Propos recueillis par Lord Edwin Byron
Le théâtre reste et demeure cet art qui traduit au mieux la réalité des peuples. D’aucuns le définissent comme étant le miroir de la société. D’autres y voient l’art qui répondra encore longtemps aux exigences des communautés humaines. Somme toute, on est unanime à admettre que cet art tient aussi sa particularité en Haïti, de la préhistoire, comme dirait Rassoul Labuchin, à la modernité. Une randonnée sur les différents moments du théâtre haïtien, ses perspectives et ses figures nous est proposée avec Rolando Etienne, figure connue de la vie culturelle en Haïti, avec tant de chapeaux : metteur en scène, comédien, diseur et directeur de la troupe Dram’Art.
Sibelle Haïti : Un regard sur le théâtre haïtien des trente dernières années ?

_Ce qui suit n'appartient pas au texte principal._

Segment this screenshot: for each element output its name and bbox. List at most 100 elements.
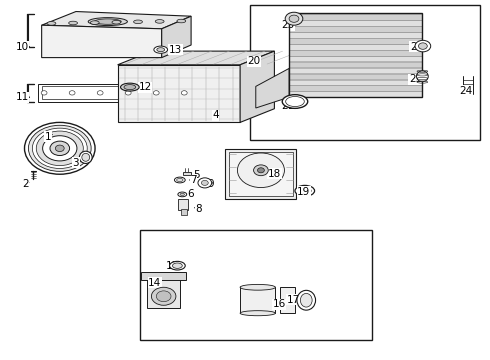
Polygon shape (240, 51, 274, 122)
Circle shape (151, 287, 176, 305)
Bar (289, 62, 422, 67)
Circle shape (36, 131, 83, 166)
Circle shape (50, 141, 70, 156)
Circle shape (415, 40, 431, 52)
Ellipse shape (295, 185, 315, 196)
Ellipse shape (178, 192, 187, 197)
Circle shape (181, 91, 187, 95)
Bar (38, 84, 190, 102)
Circle shape (289, 15, 299, 22)
Circle shape (55, 145, 64, 152)
Bar (280, 287, 295, 313)
Circle shape (198, 178, 212, 188)
Bar (289, 32, 422, 38)
Text: 13: 13 (169, 45, 182, 55)
Bar (289, 38, 422, 44)
Circle shape (43, 136, 77, 161)
Ellipse shape (240, 284, 275, 290)
Bar (289, 91, 422, 97)
Text: 8: 8 (195, 204, 202, 214)
Bar (289, 85, 422, 91)
Ellipse shape (154, 46, 168, 53)
Ellipse shape (177, 19, 186, 23)
Bar (147, 275, 180, 308)
Text: 21: 21 (281, 101, 295, 111)
Bar (289, 20, 422, 26)
Ellipse shape (88, 18, 127, 26)
Bar (250, 5, 480, 140)
Bar (289, 73, 422, 79)
Ellipse shape (416, 71, 428, 82)
Circle shape (24, 122, 95, 174)
Text: 16: 16 (272, 299, 286, 309)
Text: 10: 10 (16, 42, 28, 52)
Ellipse shape (282, 95, 308, 108)
Bar (289, 56, 422, 62)
Ellipse shape (121, 83, 139, 91)
Circle shape (254, 165, 269, 176)
Ellipse shape (47, 22, 56, 25)
Bar (225, 149, 296, 199)
Bar (181, 209, 187, 215)
Text: 24: 24 (459, 86, 472, 96)
Ellipse shape (174, 177, 185, 183)
Text: 18: 18 (268, 168, 281, 179)
Ellipse shape (94, 19, 121, 24)
Circle shape (125, 91, 131, 95)
Circle shape (97, 91, 103, 95)
Text: 15: 15 (166, 261, 179, 271)
Text: 6: 6 (187, 189, 194, 199)
Bar (178, 199, 188, 210)
Ellipse shape (240, 311, 275, 316)
Ellipse shape (298, 187, 311, 194)
Text: 7: 7 (190, 175, 197, 185)
Text: 11: 11 (15, 92, 29, 102)
Ellipse shape (300, 293, 312, 307)
Ellipse shape (82, 153, 90, 161)
Circle shape (28, 125, 91, 171)
Ellipse shape (180, 193, 185, 195)
Bar (240, 287, 275, 313)
Circle shape (201, 180, 208, 185)
Ellipse shape (297, 290, 316, 310)
Text: 19: 19 (297, 186, 311, 197)
Circle shape (285, 12, 303, 25)
Circle shape (69, 91, 75, 95)
Text: 25: 25 (281, 20, 295, 30)
Ellipse shape (170, 261, 185, 270)
Ellipse shape (155, 19, 164, 23)
Bar (289, 80, 422, 85)
Ellipse shape (90, 21, 99, 24)
Circle shape (418, 43, 427, 49)
Bar (42, 86, 186, 99)
Bar (140, 230, 372, 340)
Bar (141, 272, 186, 280)
Text: 14: 14 (148, 278, 162, 288)
Circle shape (237, 153, 284, 188)
Polygon shape (118, 51, 274, 65)
Ellipse shape (176, 179, 183, 182)
Ellipse shape (112, 21, 121, 24)
Text: 1: 1 (45, 132, 51, 142)
Polygon shape (256, 68, 289, 108)
Text: 23: 23 (409, 74, 422, 84)
Ellipse shape (69, 21, 77, 25)
Bar (289, 50, 422, 55)
Text: 17: 17 (286, 294, 300, 305)
Text: 12: 12 (138, 82, 152, 92)
Circle shape (32, 128, 87, 168)
Polygon shape (42, 12, 191, 29)
Bar (289, 14, 422, 20)
Polygon shape (118, 65, 240, 122)
Text: 22: 22 (410, 42, 423, 52)
Circle shape (258, 168, 265, 173)
Bar (289, 68, 422, 73)
Text: 20: 20 (247, 56, 260, 66)
Ellipse shape (134, 20, 143, 24)
Text: 9: 9 (207, 179, 214, 189)
Text: 3: 3 (73, 158, 79, 168)
Ellipse shape (172, 263, 182, 269)
Ellipse shape (79, 151, 92, 163)
Bar (289, 26, 422, 32)
Bar (289, 13, 422, 97)
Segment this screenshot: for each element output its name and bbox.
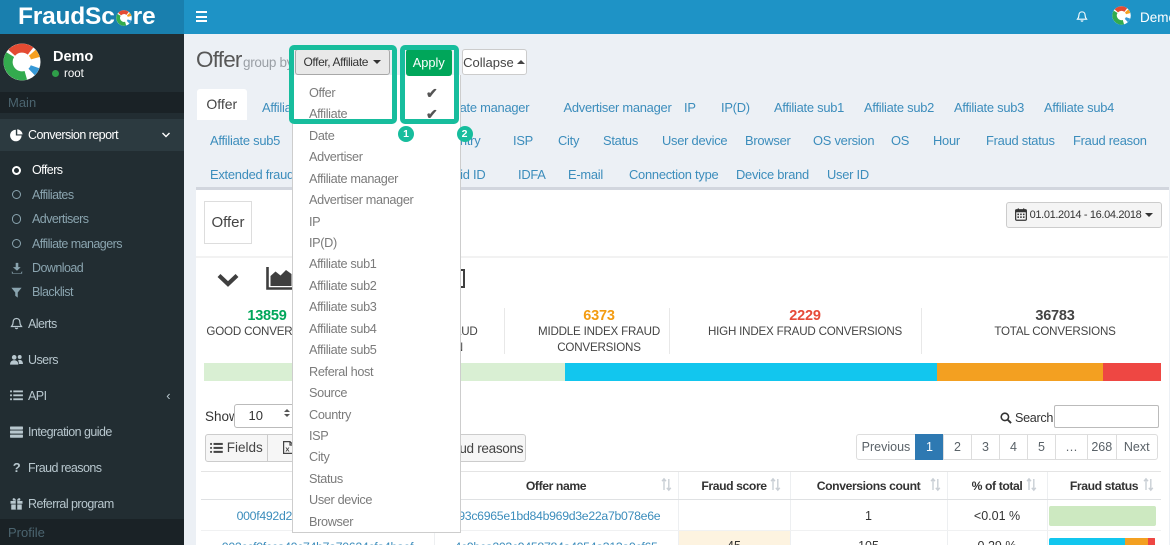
svg-text:x: x — [285, 444, 290, 453]
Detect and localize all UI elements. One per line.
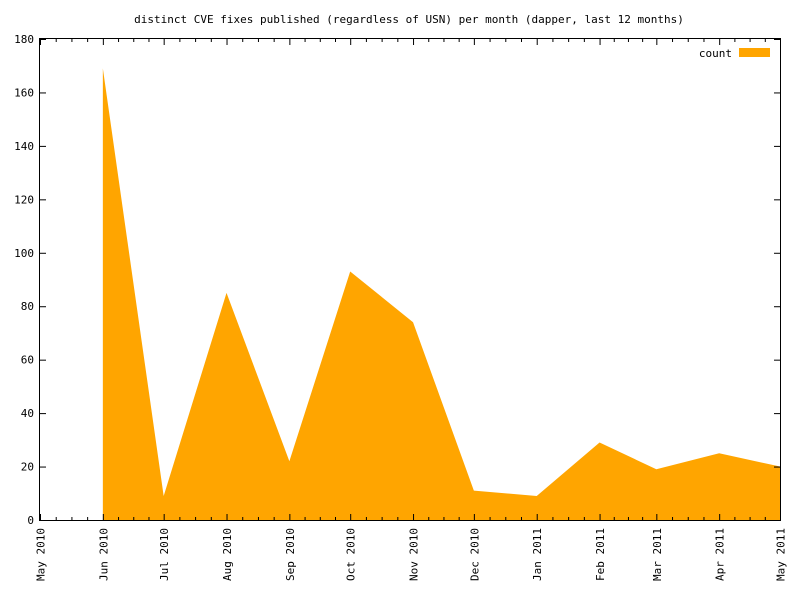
x-tick-label: Apr 2011 <box>714 528 727 581</box>
y-tick-label: 20 <box>21 461 34 474</box>
y-tick-label: 140 <box>14 140 34 153</box>
chart-title: distinct CVE fixes published (regardless… <box>134 13 684 26</box>
x-tick-label: Dec 2010 <box>468 528 481 581</box>
area-series-count <box>102 68 781 521</box>
x-tick-label: Jun 2010 <box>97 528 110 581</box>
y-tick-label: 180 <box>14 33 34 46</box>
x-tick-label: Aug 2010 <box>221 528 234 581</box>
x-tick-label: Feb 2011 <box>594 528 607 581</box>
x-tick-label: Jul 2010 <box>158 528 171 581</box>
x-tick-label: Jan 2011 <box>531 528 544 581</box>
y-tick-label: 40 <box>21 407 34 420</box>
x-tick-label: Nov 2010 <box>408 528 421 581</box>
x-tick-label: Sep 2010 <box>284 528 297 581</box>
area-layer <box>102 68 781 521</box>
y-tick-label: 0 <box>27 514 34 527</box>
y-tick-label: 160 <box>14 86 34 99</box>
x-tick-label: Mar 2011 <box>651 528 664 581</box>
legend-swatch <box>739 48 770 57</box>
x-tick-label: May 2011 <box>775 528 788 581</box>
y-tick-label: 60 <box>21 354 34 367</box>
y-tick-label: 80 <box>21 300 34 313</box>
y-tick-label: 100 <box>14 247 34 260</box>
x-tick-label: May 2010 <box>35 528 48 581</box>
x-tick-label: Oct 2010 <box>345 528 358 581</box>
legend-label: count <box>699 47 732 60</box>
y-tick-label: 120 <box>14 193 34 206</box>
ticks-layer: 0 20 40 60 80 100 120 140 160 180 May 2010 Jun 2010… <box>14 33 787 581</box>
plot-frame <box>39 38 781 521</box>
legend: count <box>699 47 770 60</box>
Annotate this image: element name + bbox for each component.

Rolando Étienne : Il est très compliqué pour un artiste de prendre la posture d’un critique ou d’un historien de l’art pour parler d’une discipline dans laquelle il évolue. De plus, l’absence presque totale de documentation sur le théâtre haïtien au cours de cette époque là ne permet pas à quelqu’un de la quarantaine d’examiner exhaustivement et objectivement des événements qui se sont déroulés pendant son adolescence. Toutefois, je vais tenter de prendre la posture de l’observateur dont j’ai toujours su faire montre pour essayer d’apporter ma contribution dans cette tentative visant à camper ce moment faste du théâtre haïtien.
30 ans, donc 1989/2019
Transportons-nous pour commencer au triomphe populaire de 1986, l’année à laquelle la dictature a perdu sa tête. C’est-à-dire, Michèle Bennett et Jean Claude Duvalier ont été contraints de laisser le pouvoir, après 29 ans de règne sans partage. La dictature s’en va, la parole libre s’en vient. Car les moyens d’exister du théâtre, en tant qu’art collectif, s’exercent avec la participation de l’autre, sont intimement liés à un espace démocratique où la parole devient acte de création. L’artiste qui pratique le théâtre est un fervent défenseur de la liberté d’expression, en ce sens qu’il dénonce : les travers, les vices, les tabous de la société. C’est en analysant le théâtre sur cet aspect-là que je conclus que 1986 a permis un renouveau dans le théâtre haïtien. Les représentations de Syto Cavé, de Franckétienne, de Paula Clermont Péan, de la Compagnie Hervé Denis, de Daniel Marcelin, et de tant d’autres encore d’où s’articule une parole nouvelle, déclenchent dans certains esprits l’ère d’un nouvel ordre théâtral haïtien. Cette époque a été aussi marquée par la consécration du créole dans la production théâtrale en Haïti.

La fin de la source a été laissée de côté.